Tasks were unproctored, and completed remotely on students’ electronic devices that were compatible with the PCIbex computerized program. To ensure sound quality, there was a pre-session recording to quality-check environment before the actual tasks, and participants were instructed to be in a quiet space with minimal background noise and no distractions for the duration of the study. During the verbal fluency task, students were instructed that they would have 60 s to list as many words as possible, which either started with a specific letter or fell within a specific category. They were given the defined category (“Animals”) or letter (“F”) prompt at the exact moment the timer started to avoid any ability to formulate a list of responses prior to commencing. Once the 60 s was complete, the recording was automatically stopped, and they moved on to the next task until the study was complete. Recordings and metadata were automatically uploaded into a secure Amazon Web Services bucket. Once concluded, the recordings and metadata were gathered by the Linguistic Data Consortium for further analysis and processing.

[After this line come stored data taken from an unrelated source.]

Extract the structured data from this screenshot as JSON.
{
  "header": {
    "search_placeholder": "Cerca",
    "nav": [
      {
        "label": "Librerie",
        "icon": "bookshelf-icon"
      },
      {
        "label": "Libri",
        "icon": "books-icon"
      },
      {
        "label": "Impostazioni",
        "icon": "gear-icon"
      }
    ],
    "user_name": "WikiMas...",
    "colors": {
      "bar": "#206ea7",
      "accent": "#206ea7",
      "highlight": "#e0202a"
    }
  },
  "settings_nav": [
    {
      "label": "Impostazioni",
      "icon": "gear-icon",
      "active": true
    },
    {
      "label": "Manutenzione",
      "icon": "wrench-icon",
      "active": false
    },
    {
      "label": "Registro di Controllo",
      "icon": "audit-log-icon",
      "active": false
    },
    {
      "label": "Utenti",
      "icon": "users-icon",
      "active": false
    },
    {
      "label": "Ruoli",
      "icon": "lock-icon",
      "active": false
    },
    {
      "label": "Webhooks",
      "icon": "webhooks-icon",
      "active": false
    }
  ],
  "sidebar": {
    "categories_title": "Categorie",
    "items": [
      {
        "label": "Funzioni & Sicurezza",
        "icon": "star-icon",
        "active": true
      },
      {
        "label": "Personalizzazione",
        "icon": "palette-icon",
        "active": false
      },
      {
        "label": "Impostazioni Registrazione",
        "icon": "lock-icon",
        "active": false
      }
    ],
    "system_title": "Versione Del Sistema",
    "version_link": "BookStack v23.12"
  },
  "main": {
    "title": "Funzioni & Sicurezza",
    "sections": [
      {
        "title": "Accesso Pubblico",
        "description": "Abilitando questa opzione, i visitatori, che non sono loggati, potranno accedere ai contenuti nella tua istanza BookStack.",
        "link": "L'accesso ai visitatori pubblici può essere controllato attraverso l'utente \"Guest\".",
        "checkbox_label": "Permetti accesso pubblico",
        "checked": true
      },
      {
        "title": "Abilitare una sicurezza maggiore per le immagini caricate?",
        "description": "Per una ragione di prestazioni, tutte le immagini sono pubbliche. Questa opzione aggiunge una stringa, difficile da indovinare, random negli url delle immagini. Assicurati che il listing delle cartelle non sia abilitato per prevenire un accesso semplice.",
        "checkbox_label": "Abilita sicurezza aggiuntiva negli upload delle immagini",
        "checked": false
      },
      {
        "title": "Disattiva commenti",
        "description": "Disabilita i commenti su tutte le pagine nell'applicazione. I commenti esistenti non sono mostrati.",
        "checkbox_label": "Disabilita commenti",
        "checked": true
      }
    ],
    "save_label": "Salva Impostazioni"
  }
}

2.3. Data processing and measurements

Recordings were orthographically transcribed by trained annotators with a standard protocol of the University of Pennsylvania’s Linguistic Data Consortium and processed through a quality check by senior annotators. Transcripts and recordings were then automatically forced-aligned using a modified version of Penn Phonetics forced aligner (Jiahong and Liberman, 2008) and manually validated for accuracy using Audacity® software. When reviewing the alignment outputs, we checked that animals listed with two or more words (e.g., “polar bear,” “black bear,” “blue jay”) were counted as one expression and not mistaken for two unassociated words or multiple repetitions, leading to exclusion from the total score. In order to automatically process the data, we adopted the automated pipeline that calculated the number of correct responses and rated several lexical measures for each correct response for the letter fluency (Cho et al., 2021; available at https://github.com/csunghye/letter_fluency_pipeline) and built a similar automated pipeline for the category fluency (available at https://github.com/csunghye/category_fluency). For letter fluency, the pipeline tagged all words for their part-of-speech categories using spaCy (Honnibal and Johnson, 2015), and counted all words starting with “f,” but excluding repetitions, proper nouns (e.g., “Fanta,” PROPN in spaCy), and numbers (e.g., “five,” NUM in spacy) from the participant’s total score. For category fluency, WordNet (Fellbaum, 2005), a lexical database which offers semantic relationships between words within specific categories, including animals, was used from the textblob package (Loria, 2018) in Python to automatically count the number of correct responses (hyponyms of “animal”) of the animal fluency task. Phrases which did not include animals or F-letter words (e.g., “I cannot think of anything else”) were excluded in scoring and in automated analysis of speech features within the tasks.

Our pipelines automatically measured acoustic features and tagged words for various lexical measures over the time course of each fluency task. Forced-alignment timestamps marked the word start time and the word end time. Two acoustic measures were calculated: (1) word duration (seconds) was calculated by the difference between the beginning and ending of a word, and (2) inter-word RT, calculated as the difference between word start time and its antecedent’s end time. RTs were calculated between valid words, so fillers (e.g., “hmm” or “um”) and words that did not fall into the given category were omitted.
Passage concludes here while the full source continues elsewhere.